Scott W. Wood Jr. is sworn in during 2020 as a Haverhill police officer before then-Mayor James J. Fiorentini and City Clerk Linda L. Koutoulas. (Courtesy photograph.)

Former Patrolman and School Committee member Scott W. Wood Jr. is disputing the city’s argument that details of his negative 2013 background check would have eventually become public even if the city had destroyed its copy as agreed.

In a federal court filing this week, Wood’s lawyer challenged Haverhill’s Dec. 29, 2023 request that a judge dismiss Wood’s lawsuit. Wood filed suit last October, seeking money for breach of contract, business interference that also cost him his Wenham police job and defamation by current and former police chiefs in Haverhill and Wenham.

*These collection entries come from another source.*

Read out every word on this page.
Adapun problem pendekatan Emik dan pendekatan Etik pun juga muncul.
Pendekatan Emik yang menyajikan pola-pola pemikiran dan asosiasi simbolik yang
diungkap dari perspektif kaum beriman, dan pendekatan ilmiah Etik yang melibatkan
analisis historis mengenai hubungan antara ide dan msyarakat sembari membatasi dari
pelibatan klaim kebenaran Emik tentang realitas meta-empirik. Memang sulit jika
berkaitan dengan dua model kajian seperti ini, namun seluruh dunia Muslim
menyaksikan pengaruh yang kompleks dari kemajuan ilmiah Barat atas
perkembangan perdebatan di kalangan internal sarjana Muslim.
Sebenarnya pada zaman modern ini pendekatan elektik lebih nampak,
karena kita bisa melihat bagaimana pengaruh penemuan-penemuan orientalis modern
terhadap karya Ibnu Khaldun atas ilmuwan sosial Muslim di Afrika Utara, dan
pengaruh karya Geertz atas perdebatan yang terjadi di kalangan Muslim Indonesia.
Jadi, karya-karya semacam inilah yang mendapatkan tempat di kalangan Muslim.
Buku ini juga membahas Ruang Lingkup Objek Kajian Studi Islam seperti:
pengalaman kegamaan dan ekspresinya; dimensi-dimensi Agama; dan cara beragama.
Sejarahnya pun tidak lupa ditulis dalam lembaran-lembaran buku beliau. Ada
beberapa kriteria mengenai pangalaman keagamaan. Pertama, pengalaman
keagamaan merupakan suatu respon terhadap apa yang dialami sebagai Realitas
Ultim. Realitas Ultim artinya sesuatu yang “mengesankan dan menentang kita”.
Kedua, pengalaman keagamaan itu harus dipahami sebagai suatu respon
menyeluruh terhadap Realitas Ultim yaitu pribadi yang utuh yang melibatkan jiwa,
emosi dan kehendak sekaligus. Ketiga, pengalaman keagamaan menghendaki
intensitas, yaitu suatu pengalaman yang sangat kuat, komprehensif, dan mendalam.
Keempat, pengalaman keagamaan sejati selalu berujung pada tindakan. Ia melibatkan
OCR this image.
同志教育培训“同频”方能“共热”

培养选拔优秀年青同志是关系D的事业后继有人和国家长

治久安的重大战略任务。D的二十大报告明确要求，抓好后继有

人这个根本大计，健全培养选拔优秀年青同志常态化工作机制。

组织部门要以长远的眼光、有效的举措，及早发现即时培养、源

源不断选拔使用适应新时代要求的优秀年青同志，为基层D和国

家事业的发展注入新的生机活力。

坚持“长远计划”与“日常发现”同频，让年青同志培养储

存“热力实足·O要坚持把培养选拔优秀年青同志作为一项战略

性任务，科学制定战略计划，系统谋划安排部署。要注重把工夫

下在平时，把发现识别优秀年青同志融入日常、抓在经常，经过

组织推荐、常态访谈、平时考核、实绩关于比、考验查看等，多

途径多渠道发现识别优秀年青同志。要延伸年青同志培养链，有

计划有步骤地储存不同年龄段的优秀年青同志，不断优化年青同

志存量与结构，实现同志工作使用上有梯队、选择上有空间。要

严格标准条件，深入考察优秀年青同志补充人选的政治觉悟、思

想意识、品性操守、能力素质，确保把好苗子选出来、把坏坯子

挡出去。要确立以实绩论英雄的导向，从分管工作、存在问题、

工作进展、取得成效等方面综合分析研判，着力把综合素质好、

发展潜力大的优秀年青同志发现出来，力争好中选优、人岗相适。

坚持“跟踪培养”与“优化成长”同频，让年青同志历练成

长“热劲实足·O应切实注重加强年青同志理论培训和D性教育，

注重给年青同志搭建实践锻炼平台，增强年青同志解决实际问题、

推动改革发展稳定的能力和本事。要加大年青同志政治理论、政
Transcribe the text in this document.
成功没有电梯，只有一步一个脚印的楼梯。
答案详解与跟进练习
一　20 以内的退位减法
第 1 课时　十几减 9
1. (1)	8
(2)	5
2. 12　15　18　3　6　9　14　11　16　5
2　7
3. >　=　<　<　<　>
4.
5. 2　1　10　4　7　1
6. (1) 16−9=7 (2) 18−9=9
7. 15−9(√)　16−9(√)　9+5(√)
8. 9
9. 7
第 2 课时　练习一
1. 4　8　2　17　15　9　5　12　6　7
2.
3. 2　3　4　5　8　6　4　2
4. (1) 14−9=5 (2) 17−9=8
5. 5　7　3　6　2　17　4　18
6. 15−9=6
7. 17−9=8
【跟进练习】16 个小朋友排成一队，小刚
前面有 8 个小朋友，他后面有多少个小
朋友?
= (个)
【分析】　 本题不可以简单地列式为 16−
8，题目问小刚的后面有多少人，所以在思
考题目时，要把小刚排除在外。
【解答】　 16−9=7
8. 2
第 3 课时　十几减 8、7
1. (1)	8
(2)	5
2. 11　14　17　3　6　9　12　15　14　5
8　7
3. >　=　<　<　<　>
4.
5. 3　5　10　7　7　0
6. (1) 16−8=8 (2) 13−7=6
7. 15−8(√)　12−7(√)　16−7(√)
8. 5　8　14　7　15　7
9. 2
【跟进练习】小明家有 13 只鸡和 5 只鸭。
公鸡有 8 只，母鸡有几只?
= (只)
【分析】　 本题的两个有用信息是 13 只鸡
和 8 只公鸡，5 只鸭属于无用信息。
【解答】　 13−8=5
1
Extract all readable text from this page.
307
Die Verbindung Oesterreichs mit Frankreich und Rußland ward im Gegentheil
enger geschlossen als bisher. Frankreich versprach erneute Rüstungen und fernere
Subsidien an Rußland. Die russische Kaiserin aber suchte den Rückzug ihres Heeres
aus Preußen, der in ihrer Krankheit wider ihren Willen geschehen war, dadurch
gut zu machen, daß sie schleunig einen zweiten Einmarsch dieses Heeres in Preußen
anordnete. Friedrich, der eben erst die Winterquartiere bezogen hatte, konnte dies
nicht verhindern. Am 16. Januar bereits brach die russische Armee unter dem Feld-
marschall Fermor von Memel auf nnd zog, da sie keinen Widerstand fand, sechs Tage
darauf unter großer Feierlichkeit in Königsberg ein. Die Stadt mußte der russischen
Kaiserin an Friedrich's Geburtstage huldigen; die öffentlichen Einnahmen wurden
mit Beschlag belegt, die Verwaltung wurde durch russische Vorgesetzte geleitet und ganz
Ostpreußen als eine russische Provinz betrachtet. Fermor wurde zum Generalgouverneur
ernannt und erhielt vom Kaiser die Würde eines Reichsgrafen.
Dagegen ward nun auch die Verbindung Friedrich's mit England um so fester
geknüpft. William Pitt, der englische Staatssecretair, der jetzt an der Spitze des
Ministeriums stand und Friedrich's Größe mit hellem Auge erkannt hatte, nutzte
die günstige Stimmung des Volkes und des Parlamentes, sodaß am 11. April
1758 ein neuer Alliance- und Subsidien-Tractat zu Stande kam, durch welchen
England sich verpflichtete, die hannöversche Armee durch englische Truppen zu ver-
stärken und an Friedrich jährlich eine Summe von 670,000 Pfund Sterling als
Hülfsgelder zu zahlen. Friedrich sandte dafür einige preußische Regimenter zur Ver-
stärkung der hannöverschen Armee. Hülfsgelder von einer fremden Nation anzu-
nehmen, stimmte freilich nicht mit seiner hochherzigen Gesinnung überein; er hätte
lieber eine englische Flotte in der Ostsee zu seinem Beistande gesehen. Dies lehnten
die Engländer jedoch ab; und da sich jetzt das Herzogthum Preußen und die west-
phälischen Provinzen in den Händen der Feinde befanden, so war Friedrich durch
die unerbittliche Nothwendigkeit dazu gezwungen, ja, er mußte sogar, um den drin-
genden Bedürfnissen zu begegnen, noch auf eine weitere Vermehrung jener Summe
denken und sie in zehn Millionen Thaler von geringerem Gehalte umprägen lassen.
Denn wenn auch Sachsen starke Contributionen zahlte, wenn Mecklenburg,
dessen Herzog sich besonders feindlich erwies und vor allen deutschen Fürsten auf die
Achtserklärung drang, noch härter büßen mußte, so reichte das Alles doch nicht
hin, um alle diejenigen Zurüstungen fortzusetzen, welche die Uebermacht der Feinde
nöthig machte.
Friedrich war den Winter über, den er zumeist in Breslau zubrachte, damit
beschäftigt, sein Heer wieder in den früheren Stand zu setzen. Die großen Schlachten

Wood took issue with the city’s charge, which WHAV reported first, that former Haverhill interim Police Chief Anthony L. Haugh and current Police Chief Robert P. Pistone would not have known about the 2013 background report had it been destroyed as agreed.

Without the unauthorized information, attorney Sean R. Cronin continued, the officials could not have shared it with the Essex County District Attorney’s office to begin with, a move he also called unlawful. If officials had followed the May 31, 2013 “memorandum of understanding,” he said Wood would neither have lost his jobs nor suffered alleged personal, reputational and business damage.

Cronin also pushed back against the city’s claim that Haverhill police officials were legally obligated to share the pre-employment check with state prosecutors once they had obtained it. He argued U.S. Supreme Court decisions in Brady v. Maryland in 1963 and Giglio v. United States in 1972 do not automatically compel disclosure of background information without explicit request from the district attorney.

Had the 2013 report not been shared, Cronin wrote, Wood could have received wages from the Haverhill police department and would not have lost his position as a reserve officer with the Town of Wenham. He used these assertions to support Wood’s claim he lost business opportunities due to the city’s breaking the 2013 agreement.

The allegedly unlawful release of one of the documents, instant message transcripts collected by the FBI as part of a separate criminal investigation, also constitute a violation of the Electronic Communications Privacy Act, as well as the fourth and 14th amendments, according to Cronin.

In addition to Wood’s filing, which came Feb. 6, the Town of Wenham submitted a motion to dismiss Feb. 7, over a month after Haverhill’s lawyers. With its approach similar to Haverhill’s, the town needed only to address some of the complaint’s arguments, as Haverhill was the primary target. Wenham’s lawyers cited laws that protect public employees from suits as long as they act without malice and in good faith.

Massachusetts District Court Judge Julia E. Kobick is set to decide whether Wood could plausibly, beyond speculation, deserve relief, determining if the complaint survives the attempted dismissal.